En matière de transport, Christian Blanc a déclaré avoir "identifié un réseau primaire structurant de 130 km, très efficace, à sécurité maximale, fonctionnant jour et nuit, qui peut être réalisé en 10 à 12 ans". Il n'a pas précisé si le réseau serait souterrain. Devant les mêmes architectes réunis à Clairefontaine (Yvelines) début mars, le secrétaire d'Etat avait parlé d'un réseau souterrain reliant de grands pôles économiques et l'avait chiffré à "une vingtaine de milliards d'euros", selon l'un d'entre eux. Toujours pour le transport, le secrétaire d'Etat compte également établir un "maillage" reprenant "une grande partie des projets élaborés par le SDRIF (schéma directeur de la région) en le complétant". Les projets repris dans le SDRIF iront "du tram-train aux trams performants jusqu'à la desserte de Mantes à partir de Saint-Lazare, c'est à dire Eole, etc, etc".

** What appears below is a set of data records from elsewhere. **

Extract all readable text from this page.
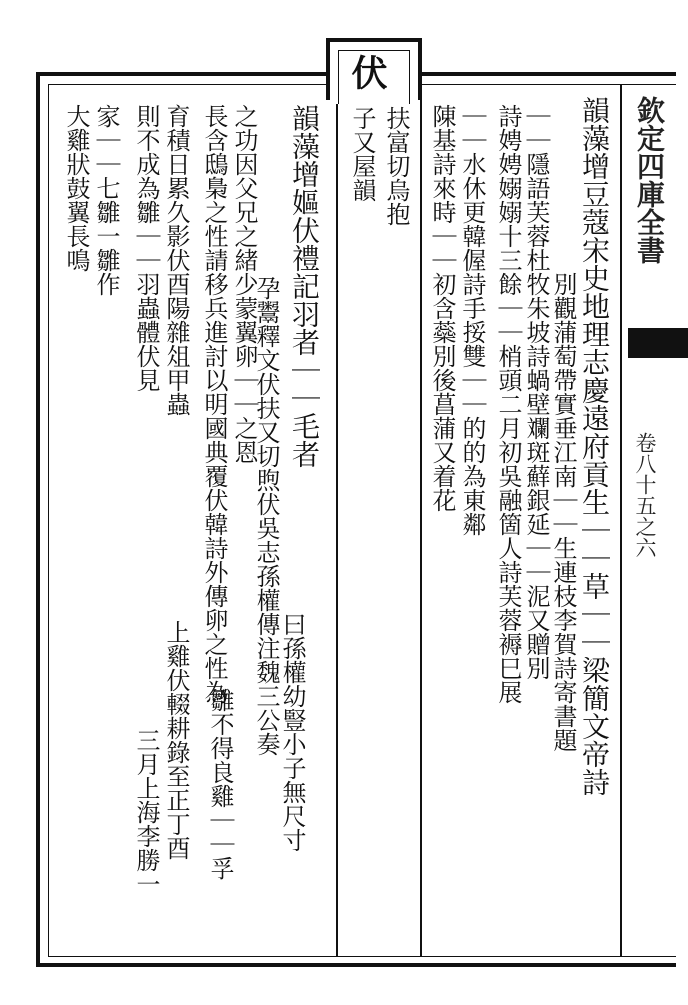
伏
欽定四庫全書
卷八十五之六
韻藻增豆蔻宋史地理志慶遠府貢生｜｜草｜｜梁簡文帝詩
別觀蒲萄帶實垂江南｜｜生連枝李賀詩寄書題
詩娉娉嫋嫋十三餘｜｜梢頭二月初吳融箇人詩芙蓉褥巳展 ｜｜隱語芙蓉杜牧朱坡詩蝸壁斕斑蘚銀延｜｜泥又贈別
陳基詩來時｜｜初含蘂別後菖蒲又着花 ｜｜水休更韓偓詩手挼雙｜｜的的為東鄰
扶富切烏抱
子又屋韻
韻藻增嫗伏禮記羽者｜｜毛者
孕鬻釋文伏扶又切煦伏吳志孫權傳注魏三公奏
之功因父兄之緒少蒙翼卵｜｜之恩
曰孫權幼豎小子無尺寸
長含鴟梟之性請移兵進討以明國典覆伏韓詩外傳卵之性為
雛不得良雞｜｜孚
育積日累久影伏酉陽雜俎甲蟲
則不成為雛｜｜羽蟲體伏見
上雞伏輟耕錄至正丁酉
三月上海李勝一
家｜｜七雛一雛作
大雞狀鼓翼長鳴
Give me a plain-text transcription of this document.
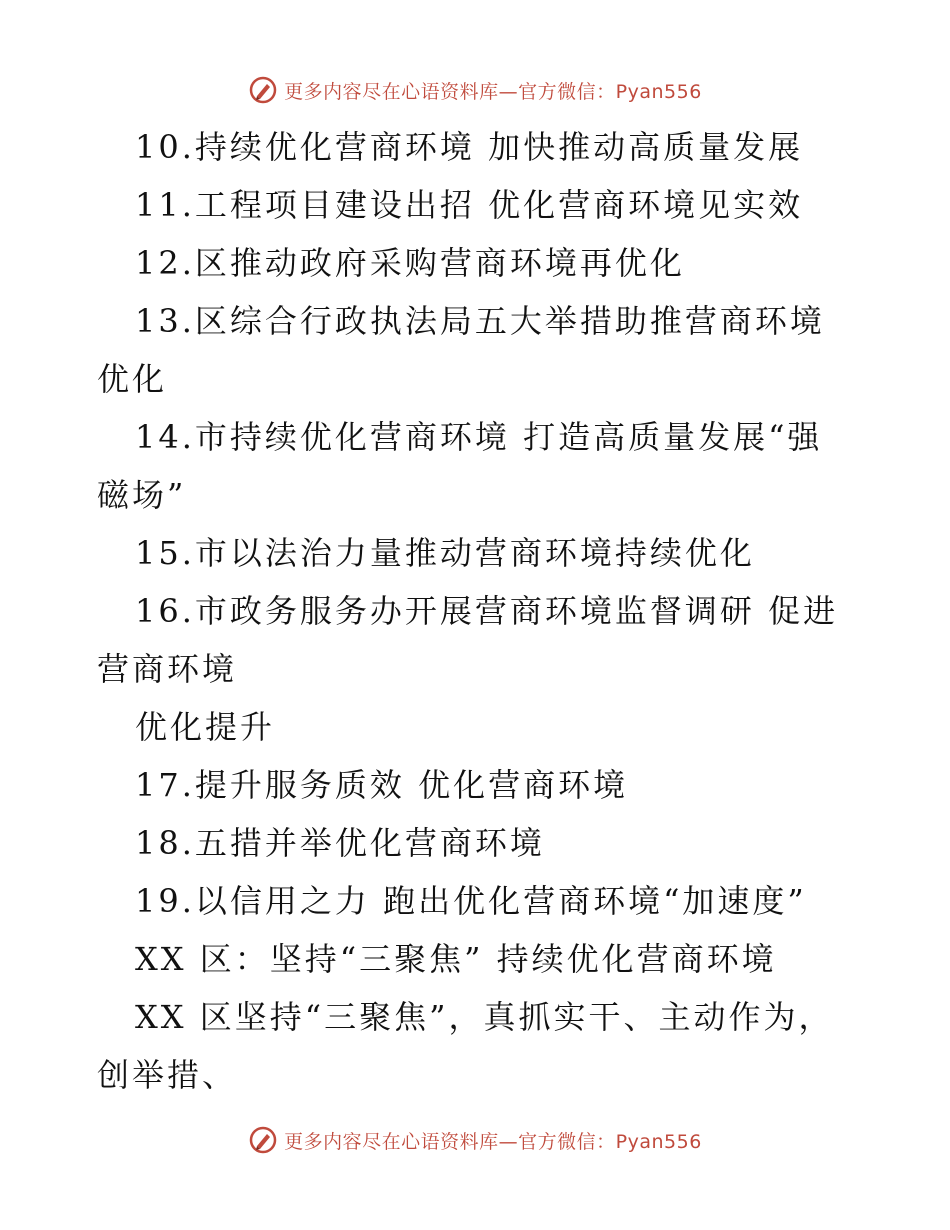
更多内容尽在心语资料库—官方微信：Pyan556

10.持续优化营商环境 加快推动高质量发展

11.工程项目建设出招 优化营商环境见实效

12.区推动政府采购营商环境再优化

13.区综合行政执法局五大举措助推营商环境优化

14.市持续优化营商环境 打造高质量发展“强磁场”

15.市以法治力量推动营商环境持续优化

16.市政务服务办开展营商环境监督调研 促进营商环境

优化提升

17.提升服务质效 优化营商环境

18.五措并举优化营商环境

19.以信用之力 跑出优化营商环境“加速度”

XX 区：坚持“三聚焦” 持续优化营商环境

XX 区坚持“三聚焦”，真抓实干、主动作为，创举措、

更多内容尽在心语资料库—官方微信：Pyan556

Christian Blanc a chiffré cette fois-ci le coût de l'ensemble "entre 15 et 20 milliards d'euros" et indiqué avoir "travaillé sur un mode de financement sur 50 ans de type PPP" (partenariat public-privé). Dans cette affaire, "l'Etat prendra toutes ses responsabilités et proposera à la région ou pas de participer à ce projet", a-t-il dit, affirmant que "nous irons davantage vers des convergences que vers des divergences".

Il a une nouvelle fois répété que la France était loin d'avoir exploité le potentiel de croissance de sa région-capitale, citant par exemple Plaine Commune (Seine-Saint-Denis), l'université Descartes (1.200 chercheurs) et le secteur Paris-Evry qui abrite "50 à 60% de la pharmacie française". "Il faut quand même se réveiller", a-t-il estimé, assurant que "nos objectifs de croissance pour la région capitale sont sérieux et atteignables". "Un objectif de croissance de 3 à 4%, à minima, est accessible pour la région capitale dès que nous sortirons de la crise", a affirmé récemment Christian Blanc.